The use of the Merritt-Brown gearbox in the Centurion III caused excessive driver fatigue and required a longer period of driver training than is normal with United States tanks.

A comparison of the Centurion III and United States development tanks indicates that from an automotive standpoint the British tank has the following undesirable features.

1) Uses a liquid-cooled engine.

2) Does not employ a torque-converter-type transmission.

3) The Merritt-Brown gearbox and driver’s controls cause excessive driver fatigue.

4) Track life is believed to be insufficient.

5) Horsepower per ton ratio is too low to permit satisfactory performance.


As a result, the Armored Board concluded that:

Automotive testing to date has disclosed no significant superiority of automotive components of the Centurion III tank over their United States counterparts.

Additional information to be gained does not warrant continuing the automotive test and this project should be terminated.

Recommendations were: The automotive components be considered unsuitable for incorporation in US Army tanks, and that the project be terminated.


And thus ends part 2 of the three part test.
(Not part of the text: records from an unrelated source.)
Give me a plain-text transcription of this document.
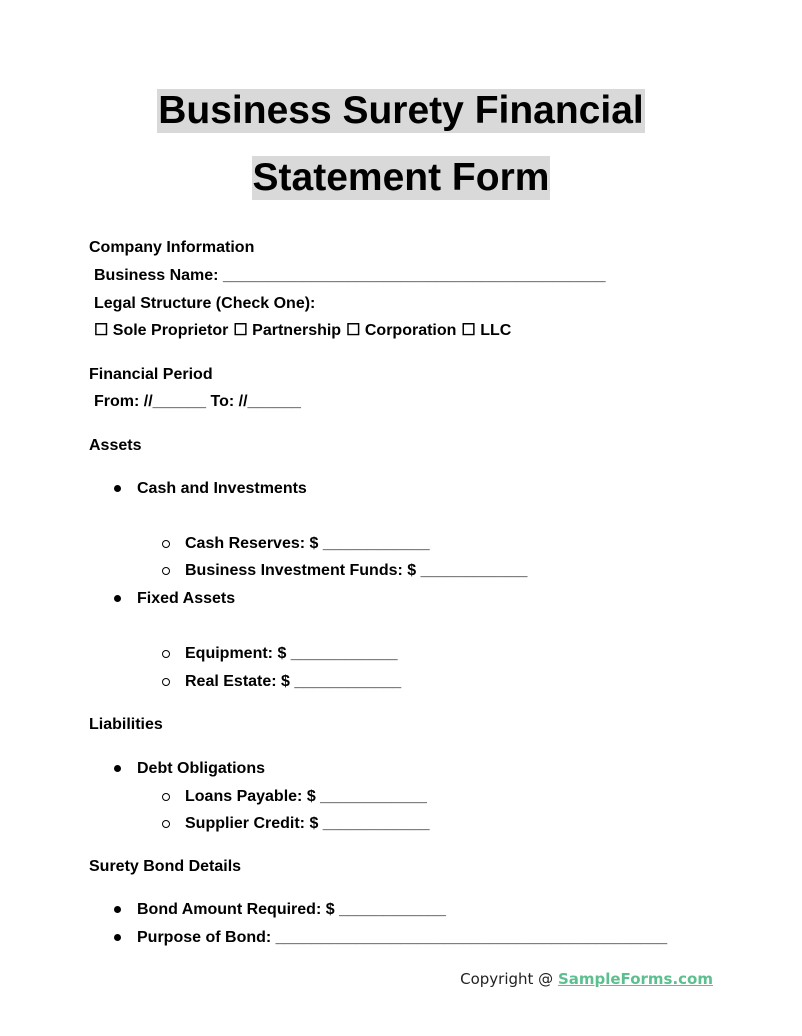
Business Surety Financial
Statement Form
Company Information
Business Name: ___________________________________________
Legal Structure (Check One):
☐ Sole Proprietor ☐ Partnership ☐ Corporation ☐ LLC
Financial Period
From: //______ To: //______
Assets
Cash and Investments
Cash Reserves: $ ____________
Business Investment Funds: $ ____________
Fixed Assets
Equipment: $ ____________
Real Estate: $ ____________
Liabilities
Debt Obligations
Loans Payable: $ ____________
Supplier Credit: $ ____________
Surety Bond Details
Bond Amount Required: $ ____________
Purpose of Bond: ____________________________________________
Copyright @ SampleForms.com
So far, then, the Americans have been impressed with the fighting compartment, and less so with the hull. “But Chieftain”, I hear someone cry from the back row, third from the left, gallery deck, “Centurion III beat the M26 by the American’s own admission of test scores! Surely this indicates some national bias in the Automotive test section that they refused to say that Centurion III should be considered worthwhile.”  Until it blew up, yes, this is true, but remember what the purpose is of these tests. These are not selection trials, to pick the better tank for purchase or construction. They are to examine technical features to determine if the British had come up with a better solution for a problem than the Americans had come up with, for inclusion into the next generation of tanks. The Centurion III did better in the comparison primarily by way of having higher horsepower, a problem already being solved in the M46 by inclusion of the 810hp engine, substantially more powerful than the Meteor’s 640. With no other component proving particularly noticeable as an improvement, there didn’t seem to be any reason not to continue on the path they were taking with the M46 and onwards.